LONDON (Reuters) - London wrapped up its seasonal fashion week on Tuesday after five days of luxury and highstreet labels unveiling colorful and eclectic collections amid Brexit uncertainty.
Holding its leg of the spring/summer 2017 shows after New York, London staged its first fashion week since Britain shocked the world by voting in June to leave the European Union.
As well as runway trends, the uncertainty of how Britain’s exit from the EU (Brexit) will affect the industry was also a hot topic among fashionistas.
“There have been a lot of questions about post-Brexit. Is this going to change? For us it’s really important that it doesn’t,” Caroline Rush, chief executive of the British Fashion Council (BFC), said.
“If anything, we use this as an opportunity to reaffirm partnerships, to create new partnerships and to be able to build businesses not only with Europe but also with the rest of the world.”

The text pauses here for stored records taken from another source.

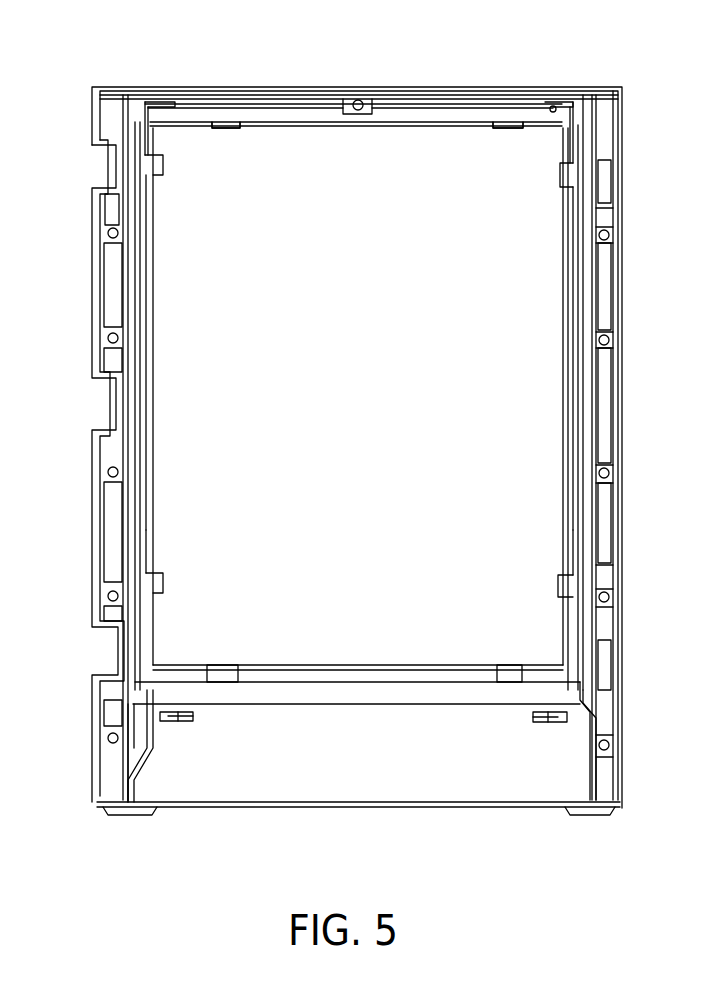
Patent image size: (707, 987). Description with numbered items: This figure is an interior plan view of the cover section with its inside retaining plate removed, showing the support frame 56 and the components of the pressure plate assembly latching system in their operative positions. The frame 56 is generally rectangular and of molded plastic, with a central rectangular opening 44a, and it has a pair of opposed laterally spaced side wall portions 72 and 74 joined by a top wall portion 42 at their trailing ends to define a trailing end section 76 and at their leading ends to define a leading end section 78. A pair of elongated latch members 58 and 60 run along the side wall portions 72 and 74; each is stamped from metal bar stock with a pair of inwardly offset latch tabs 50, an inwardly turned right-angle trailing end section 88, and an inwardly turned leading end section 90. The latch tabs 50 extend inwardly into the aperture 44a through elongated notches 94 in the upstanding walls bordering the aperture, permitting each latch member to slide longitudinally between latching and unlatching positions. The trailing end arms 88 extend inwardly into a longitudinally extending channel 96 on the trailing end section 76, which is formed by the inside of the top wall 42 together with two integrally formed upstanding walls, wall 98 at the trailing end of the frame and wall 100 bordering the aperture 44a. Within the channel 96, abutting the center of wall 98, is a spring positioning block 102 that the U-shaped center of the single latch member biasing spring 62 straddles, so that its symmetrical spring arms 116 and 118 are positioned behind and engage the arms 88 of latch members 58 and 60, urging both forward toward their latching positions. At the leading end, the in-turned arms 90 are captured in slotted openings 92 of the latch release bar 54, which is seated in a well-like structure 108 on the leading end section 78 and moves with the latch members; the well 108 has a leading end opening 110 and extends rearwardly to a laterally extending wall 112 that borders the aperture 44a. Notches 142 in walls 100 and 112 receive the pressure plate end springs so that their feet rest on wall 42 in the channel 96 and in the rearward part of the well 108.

The top wall portion 42 is at (402, 120).
The central rectangular opening 44a is at (455, 175).
The latch tabs 50 is at (559, 181).
The latch release bar 54 is at (212, 790).
The support frame 56 is at (625, 88).
The latch member 58 is at (154, 378).
The latch member 60 is at (571, 422).
The latch member biasing spring 62 is at (337, 109).
The side wall portion 72 is at (92, 452).
The side wall portion 74 is at (624, 291).
The trailing end section 76 is at (273, 77).
The leading end section 78 is at (95, 731).
The trailing end section 88 is at (163, 108).
The leading end section 90 is at (178, 722).
The slotted opening 92 is at (193, 716).
The elongated notches 94 is at (571, 158).
The channel 96 is at (447, 108).
The upstanding wall 98 is at (386, 95).
The upstanding wall 100 is at (346, 127).
The spring positioning block 102 is at (355, 98).
The release bar receiving well 108 is at (285, 701).
The leading end opening 110 is at (128, 808).
The laterally extending wall 112 is at (362, 668).
The spring arm 116 is at (215, 99).
The spring arm 118 is at (507, 107).
The notches 142 is at (222, 128).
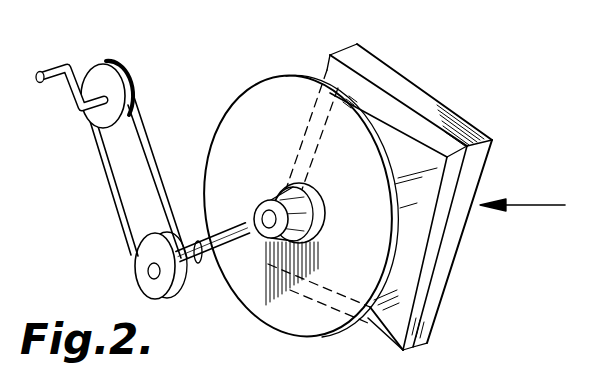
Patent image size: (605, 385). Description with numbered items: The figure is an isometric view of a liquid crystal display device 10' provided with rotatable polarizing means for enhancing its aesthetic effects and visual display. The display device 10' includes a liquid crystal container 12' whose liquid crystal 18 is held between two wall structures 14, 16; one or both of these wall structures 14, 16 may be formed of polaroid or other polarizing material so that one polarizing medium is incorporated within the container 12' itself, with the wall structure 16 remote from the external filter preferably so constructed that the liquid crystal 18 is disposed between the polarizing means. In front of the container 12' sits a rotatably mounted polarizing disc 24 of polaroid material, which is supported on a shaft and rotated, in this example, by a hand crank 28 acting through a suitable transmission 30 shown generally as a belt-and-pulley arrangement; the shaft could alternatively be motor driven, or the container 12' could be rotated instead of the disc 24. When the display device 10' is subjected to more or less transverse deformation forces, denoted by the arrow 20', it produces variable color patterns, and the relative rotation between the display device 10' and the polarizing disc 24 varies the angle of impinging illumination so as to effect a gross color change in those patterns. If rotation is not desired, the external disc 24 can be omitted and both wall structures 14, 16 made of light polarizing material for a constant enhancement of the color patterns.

The display device 10' is at (411, 83).
The liquid crystal container 12' is at (311, 99).
The wall structure 14 is at (382, 343).
The wall structure 16 is at (441, 303).
The liquid crystal 18 is at (412, 228).
The arrow 20' is at (522, 190).
The polarizing disc 24 is at (299, 332).
The hand crank 28 is at (46, 70).
The transmission 30 is at (143, 127).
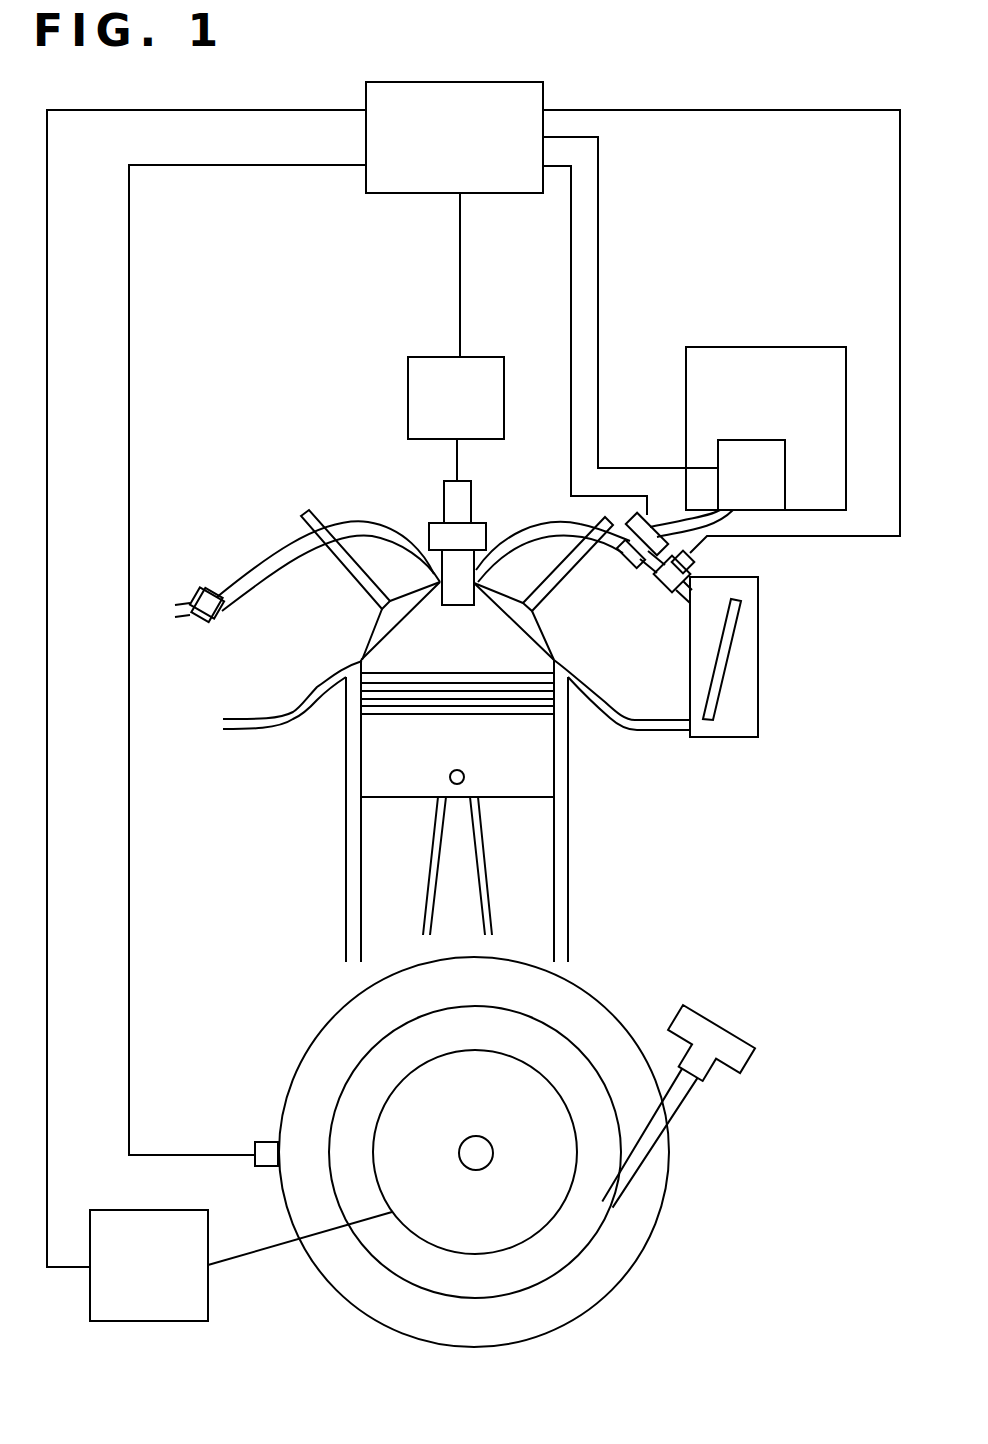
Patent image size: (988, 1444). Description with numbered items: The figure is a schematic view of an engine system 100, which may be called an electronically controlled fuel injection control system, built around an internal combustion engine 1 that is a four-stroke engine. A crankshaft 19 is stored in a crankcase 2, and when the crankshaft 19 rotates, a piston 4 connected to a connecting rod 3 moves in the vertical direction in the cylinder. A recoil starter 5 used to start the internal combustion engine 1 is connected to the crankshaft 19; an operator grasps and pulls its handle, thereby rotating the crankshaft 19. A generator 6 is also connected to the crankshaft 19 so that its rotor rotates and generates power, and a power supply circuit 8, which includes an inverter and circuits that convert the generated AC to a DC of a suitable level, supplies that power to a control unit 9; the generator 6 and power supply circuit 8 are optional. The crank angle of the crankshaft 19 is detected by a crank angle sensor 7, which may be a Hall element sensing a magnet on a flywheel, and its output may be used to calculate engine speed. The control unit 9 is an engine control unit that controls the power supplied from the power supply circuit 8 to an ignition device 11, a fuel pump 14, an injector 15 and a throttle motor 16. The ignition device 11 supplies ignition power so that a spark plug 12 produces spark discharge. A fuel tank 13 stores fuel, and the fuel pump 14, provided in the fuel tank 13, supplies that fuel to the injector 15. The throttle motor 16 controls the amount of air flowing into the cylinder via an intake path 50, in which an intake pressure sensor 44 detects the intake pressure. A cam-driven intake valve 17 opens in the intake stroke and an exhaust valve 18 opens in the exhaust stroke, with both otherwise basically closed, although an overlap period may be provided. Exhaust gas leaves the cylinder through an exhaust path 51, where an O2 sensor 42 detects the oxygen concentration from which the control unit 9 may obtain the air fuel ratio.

According to a BFC pre-referendum survey, more than 90 percent of 290 designers said they wanted to stay in the EU.
The fashion industry contributes some 28 billion pounds ($36 billion) to the UK economy, according to figures cited by the BFC, and many brands operate stores across Europe. Last year, the value of British fashion exports was 5.8 billion pounds, driven by markets like the U.S., Japan, Italy and France.
“If I would have had my way it would have gone the other way (remain in EU) but it didn’t and we have got to make the best of what we have,” Burberry chief creative and chief executive officer Christopher Bailey said of the vote. “I am remaining incredibly positive. We have got a very global business.”
Despite economic uncertainty, there was no shortage of bold creations on London’s runways. Flashes of bright colors were seen across collections as were short hemlines and quirky asymmetric designs.
Asked if Brexit had made an impact so far, PPQ designer Amy Molyneaux said: “In terms of creativity, no, which is what this is about.”
On the front rows, international buyers sat beside fashion editors and bloggers for business as usual.
“There are still so many uncertainties as to what Brexit actually entails for designers specifically and how they work and function as businesses,” British fashion blogger Susanna Lau said. “I think the message and the sentiment is that London is open for business but what that really entails further down the line, we have to see.”